Mac Alisster memuji Messi sebagai pemain yang banyak membantu teman-temannya. Gelandang tengah Argentina itu selalu berusaha memberikan passing kepada Messi. Alasannya, jika bola di kaki Messi, semua akan menjadi mudah. Itu terjadi seperti otomatisme magis. Bahkan, ketika ia tidak bermaksud mengarah ke Messi, bola jatuh di kaki Messi. Bola seakan ingin menjadi miliknya. Tidak salah, karena kaki siapa yang bisa merasakan bola dengan sempurna melebihi kaki seorang Messi?
Itu benar terjadi ketika Argentina mencetak gol pertama ke gawang Australia. ”Sesungguhnya saya bermaksud mengoper bola ke Ottamendi, tetapi bolanya menyasar ke Messi.” Waktu itu Ottamendi tampak kehilangan kontrol dan Messi menyambutnya, menyentuhnya sebentar, lalu menyarangkannya ke gawang lawan. ”Saya bilang ke Leo, itulah asis saya bagimu,” gurau Ottomendi tentang passing yang meleset tetapi benar itu.

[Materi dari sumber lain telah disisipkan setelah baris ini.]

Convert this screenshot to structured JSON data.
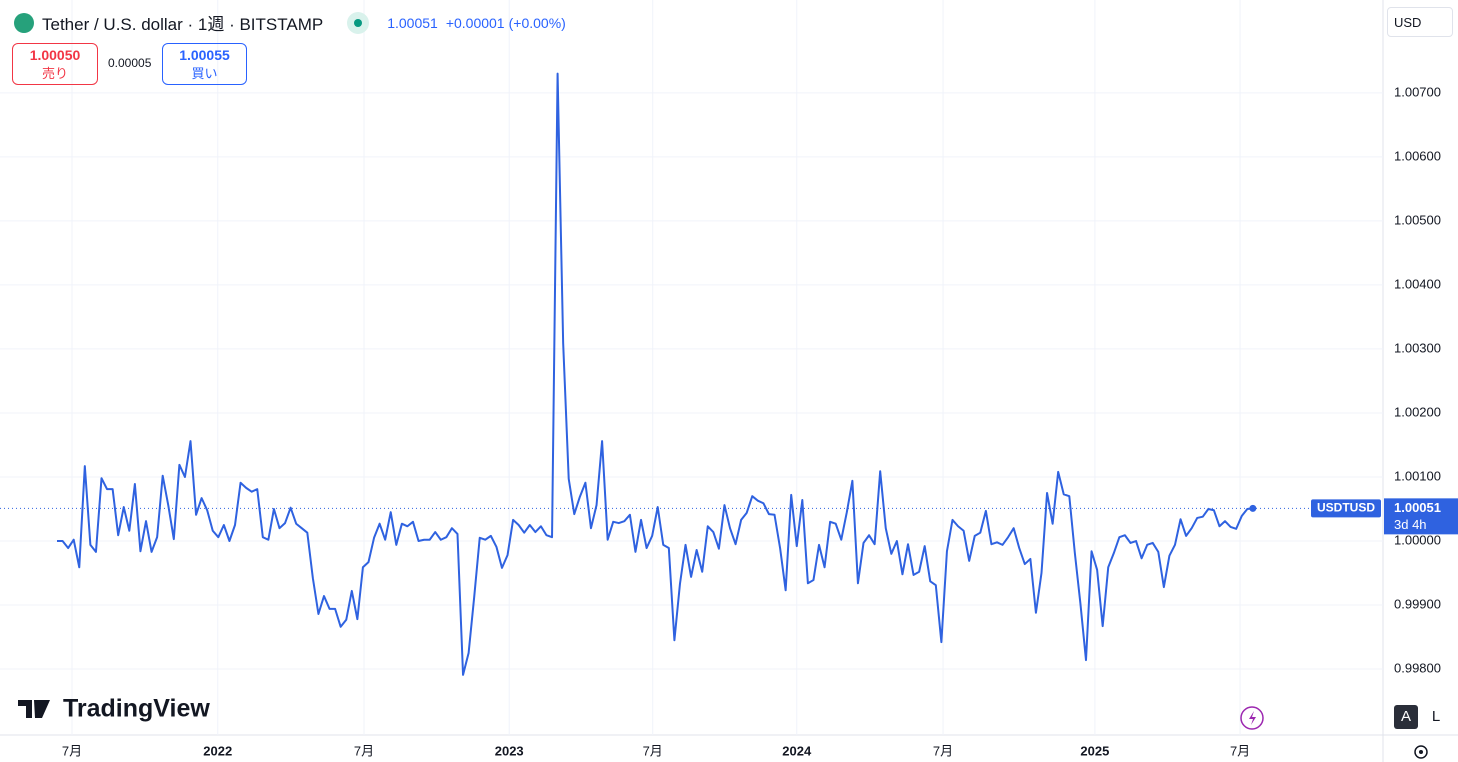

Messi harus menang demi Argentina. Itulah beban berat di pundak Messi. Maka, bek kiri Nicolas Tagliafico senang ketika Messi berani bilang, ”Saya sesekali bermain untuk anak-anak saya, bukan untuk Argentina.” Dengan begitu, beban akan pergi dari pundaknya, dan ia akan memperoleh kembali rasa kebebasannya, lalu akan menang dengan lebih mudah, demi anak-anaknya, dan tentu saja juga demi rakyat Argentina.
Argentina sadar tak mudah menaklukkan Belanda pada laga perempat final. Apalagi Louis van Gaal mengancam, ”Kami harus membuat perhitungan dengan Argentina.” Sampai sekarang, Van Gaal masih kesal mengenang kekalahan Belanda lewat adu penalti dari Argentina pada semifinal Piala Dunia 2014. Dan, ia hendak menebusnya sekarang.
Kata Van Gaal, ”Messi hebat, tetapi saya melihat, selama ini Messi tampak tidak banyak beraksi ketika lawan-lawannya menguasai bola. Itu tentu sebuah peluang bagi kami.” Van Gaal juga tidak peduli pernyataan jurnalis yang menilai Belanda memainkan sepak bola negatif dan membosankan. ”Itu pendapat Anda, tetapi saya tidak berpikir bahwa pendapat Anda adalah pendapat yang benar,” kata Van Gaal ketus.
Van Gaal menegaskan, dalam meraih cita-citanya, Belanda akan meniti sendiri jalannya dengan tenang dan pasti. Semua tentu menanti dengan berdebar-debar, apakah Van Gaal nanti bisa sungguh membuat perhitungan dengan Argentina.